At the 1996 Auto Expo, Yezdi displayed a model which used the Yezdi 350 Twin frame & fuel tank, and the Roadking engine. The rims were 18 inch as opposed to the regular 16 inch. However, it sold only in few numbers. Although some attribute its low sales volume to the company's need to get rid of the surplus Yezdi 350 frames that remained in the factory after the Twin was discontinued.

==Indian Motorsports==
In road races at Sholavaram, the Roadking ran in its own 250 cc class, while in the Indian open class category its main rival was Royal Enfield Bullet and later the much more powerful Rajdoot 350. Power was usually increased to 25+ bhp or beyond for Group E categories where the engine was bored up till 300 cc and over-engineered in stock trim. Among prominent racers were C.K. Chinnappa and Somender Singh. In rallies, N. Jagadeeswara Reddy won many rallies until 1980. Then racing couple Jagat and Anita Nanjappa and Thirumal Roy won several victories before switching to the Rajdoot Yamaha RD350. During the early 1990s FMSCI, the sporting federation of India banned two-wheelers above 120 cc from rallies thus ending the Roadking's run in motor sports.

==Powergliders==
The Roadking engines were a favorite among the hang-glider manufacturers in India. A Coimbatore based manufacturer headed by late motor racing driver and constructor, S. Karivardhan manufactured and exported several Power gliders using Roadking engines with modified aluminum heads, K & N filters and sleeved bore.

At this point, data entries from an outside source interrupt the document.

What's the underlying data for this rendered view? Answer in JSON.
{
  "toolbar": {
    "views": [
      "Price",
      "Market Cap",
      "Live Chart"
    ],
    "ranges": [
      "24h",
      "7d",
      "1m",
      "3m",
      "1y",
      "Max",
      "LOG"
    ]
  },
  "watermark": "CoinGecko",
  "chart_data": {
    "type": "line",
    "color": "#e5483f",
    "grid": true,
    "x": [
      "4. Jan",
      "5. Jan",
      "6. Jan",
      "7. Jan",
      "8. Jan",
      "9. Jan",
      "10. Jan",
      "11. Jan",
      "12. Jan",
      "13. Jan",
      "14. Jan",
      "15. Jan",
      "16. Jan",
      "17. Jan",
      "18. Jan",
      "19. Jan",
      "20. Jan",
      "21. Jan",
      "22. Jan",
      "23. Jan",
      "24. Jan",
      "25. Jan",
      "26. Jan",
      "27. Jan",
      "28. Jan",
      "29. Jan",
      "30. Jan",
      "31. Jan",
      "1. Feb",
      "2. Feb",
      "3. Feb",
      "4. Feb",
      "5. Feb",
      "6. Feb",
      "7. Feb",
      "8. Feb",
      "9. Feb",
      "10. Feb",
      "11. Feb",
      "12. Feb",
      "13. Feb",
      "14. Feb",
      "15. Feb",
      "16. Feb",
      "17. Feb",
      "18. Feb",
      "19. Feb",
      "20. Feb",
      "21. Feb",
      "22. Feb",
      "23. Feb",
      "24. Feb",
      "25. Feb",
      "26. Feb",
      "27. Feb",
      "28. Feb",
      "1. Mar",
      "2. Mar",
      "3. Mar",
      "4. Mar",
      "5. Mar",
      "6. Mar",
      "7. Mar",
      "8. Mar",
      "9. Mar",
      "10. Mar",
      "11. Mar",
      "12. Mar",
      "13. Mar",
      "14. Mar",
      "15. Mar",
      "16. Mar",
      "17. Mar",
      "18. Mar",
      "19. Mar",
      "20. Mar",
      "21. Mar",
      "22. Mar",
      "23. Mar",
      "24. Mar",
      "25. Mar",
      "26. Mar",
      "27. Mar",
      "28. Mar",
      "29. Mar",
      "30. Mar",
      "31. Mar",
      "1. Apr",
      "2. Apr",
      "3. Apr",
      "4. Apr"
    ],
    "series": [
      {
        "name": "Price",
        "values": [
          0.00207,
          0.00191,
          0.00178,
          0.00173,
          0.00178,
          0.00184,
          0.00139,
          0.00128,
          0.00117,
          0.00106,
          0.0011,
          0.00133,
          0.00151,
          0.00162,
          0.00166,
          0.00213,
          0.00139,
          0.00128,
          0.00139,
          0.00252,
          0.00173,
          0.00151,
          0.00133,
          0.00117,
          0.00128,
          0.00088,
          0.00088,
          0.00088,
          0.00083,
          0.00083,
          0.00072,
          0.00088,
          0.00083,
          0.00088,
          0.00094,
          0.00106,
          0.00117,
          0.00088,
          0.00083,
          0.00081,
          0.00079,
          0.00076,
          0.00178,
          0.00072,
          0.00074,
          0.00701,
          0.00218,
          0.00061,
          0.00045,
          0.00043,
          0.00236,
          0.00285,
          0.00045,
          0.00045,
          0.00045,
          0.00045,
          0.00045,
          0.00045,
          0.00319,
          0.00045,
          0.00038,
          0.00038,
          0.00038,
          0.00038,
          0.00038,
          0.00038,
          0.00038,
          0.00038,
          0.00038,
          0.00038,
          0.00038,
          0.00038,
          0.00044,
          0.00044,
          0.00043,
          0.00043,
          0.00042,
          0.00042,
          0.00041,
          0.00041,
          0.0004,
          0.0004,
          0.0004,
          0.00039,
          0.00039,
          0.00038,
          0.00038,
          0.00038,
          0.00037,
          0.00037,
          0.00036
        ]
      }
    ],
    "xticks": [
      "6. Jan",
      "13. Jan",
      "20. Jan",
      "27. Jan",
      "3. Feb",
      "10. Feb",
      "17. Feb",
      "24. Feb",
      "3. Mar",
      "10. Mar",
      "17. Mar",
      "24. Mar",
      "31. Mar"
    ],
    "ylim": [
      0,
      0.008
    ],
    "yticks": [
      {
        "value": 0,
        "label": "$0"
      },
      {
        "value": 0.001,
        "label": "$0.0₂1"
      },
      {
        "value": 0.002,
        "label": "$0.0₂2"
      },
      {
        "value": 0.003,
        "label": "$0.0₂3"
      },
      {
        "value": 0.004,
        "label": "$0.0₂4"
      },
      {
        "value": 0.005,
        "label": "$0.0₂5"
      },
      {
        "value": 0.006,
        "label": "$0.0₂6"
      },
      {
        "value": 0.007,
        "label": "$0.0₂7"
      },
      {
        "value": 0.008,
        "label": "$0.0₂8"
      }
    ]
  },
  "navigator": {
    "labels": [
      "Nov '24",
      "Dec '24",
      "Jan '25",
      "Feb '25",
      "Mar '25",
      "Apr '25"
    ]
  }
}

===Further developments===
As a result of power glider efforts, during 1996 Somender Singh, a former Ideal Jawa road and rally racer developed a more refined engine, made from aluminium as opposed to the usual cast-iron, with increased power and fuel efficiency which was featured in Car & Bike magazine. The design was never put into production even though it ended up with Ideal Jawa.

These motorcycles were also used by various police forces around the world, examples being Guatemala, Sri Lanka, Egypt, Turkey etc.